The $3.7 billion-asset thrift, which last summer began selling term insurance through branch employees, has developed an investment products program that has become the envy of many bankers.

Since Fidelity Federal added life insurance to its platform program, all eyes have been on the thrift to see if the product can generate the same results that mutual funds and annuities have.

"In the ideal platform program, every single employee is a dedicated investment representative," Robert P. Condon, president and chief executive of Fidelity Federal's Gateway Investment Services, told a group of bankers at an insurance conference in Miami recently.

A debate is raging among bankers on how to sell investment products and life insurance. Mr. Condon says no one is better suited to hawking the products than the employees who have first contact with the customer. Many banks are training such platform personnel to sell mutual funds and annuities.

But life insurance adds a complication that many bankers say only a specialist can handle, because the product takes much more time to sell than mutual funds and annuities.

Discussing life insurance means dealing with the touchy topic of death. Moreover, customers' health determines the kind of products they are eligible for, a situation that doesn't arise in the sale of mutual funds and annuities.

"If the platform people really are active with all the things they should be, they don't have the time or inclination to sell sophisticated insurance products," said Richard White, executive vice president overseeing trust, brokerage, and private banking at Birmingham, Ala.-based SouthTrust Corp.

Fidelity Federal's Mr. Condon raised eyebrows when he revealed sales and pretax income numbers showing the thrift had generated a 36.8% growth in pretax earnings between 1992 and 1996, while slashing expenses nearly in half to $1.2 million.

Fidelity Federal's brokerage subsidiary increased pretax earnings to $3.5 million in that four-year period. And the thrift has boosted its transactions of mutual funds and annuities nearly 400%, from 3,396 to 12,500.

Mr. Condon is convinced that life insurance sales will soon become just as meaningful to the bottom line of his brokerage as mutual funds and annuities. How does he plan to do it? Slowly.

Fidelity Federal is first trying out Protect 10, a term policy designed by CNA Insurance Group, Chicago, specifically for platform staff. Adding one product at a time is Fidelity Federal's style.
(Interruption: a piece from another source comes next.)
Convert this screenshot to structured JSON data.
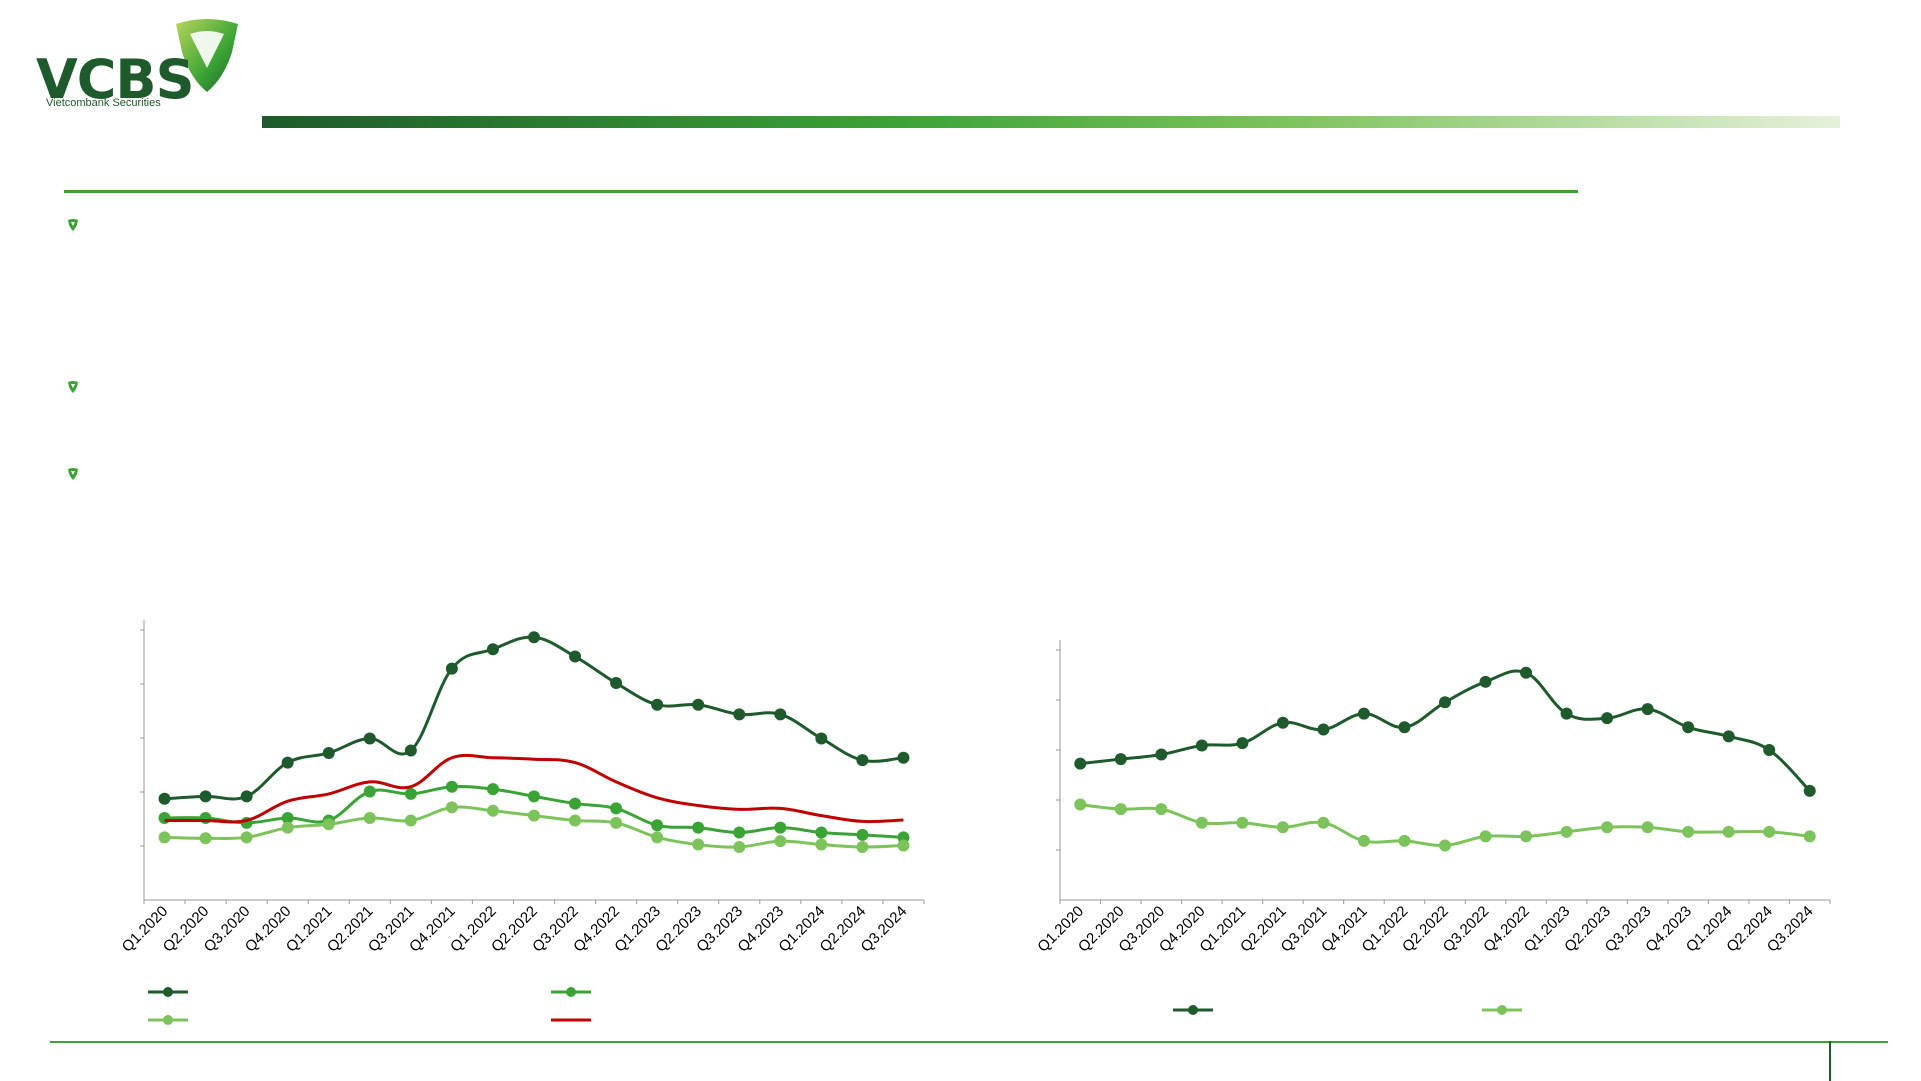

"You have to bring platform salespeople through a series of barriers," he said. "Start with deposit products, CDs. Then get them a life license and sell annuities."

The idea is to get them used to these products one by one, then train them to take a holistic approach to a customer instead of merely conducting transactions. "If you can teach a sales force to do that, you can teach them to sell insurance," he said.

One reason Mr. Condon's thrift has been successful at cross-selling investment products is that it is primarily a retail thrift, taking deposits and making loans to individuals. But large commercial banks are trying to cross-sell a variety of sophisticated services to business executives and the wealthy.

"They don't need to know about trust and everything else you'd find in a traditional bank," said Kenneth Schweiger, vice president of bank distribution at New England Cos., Boston.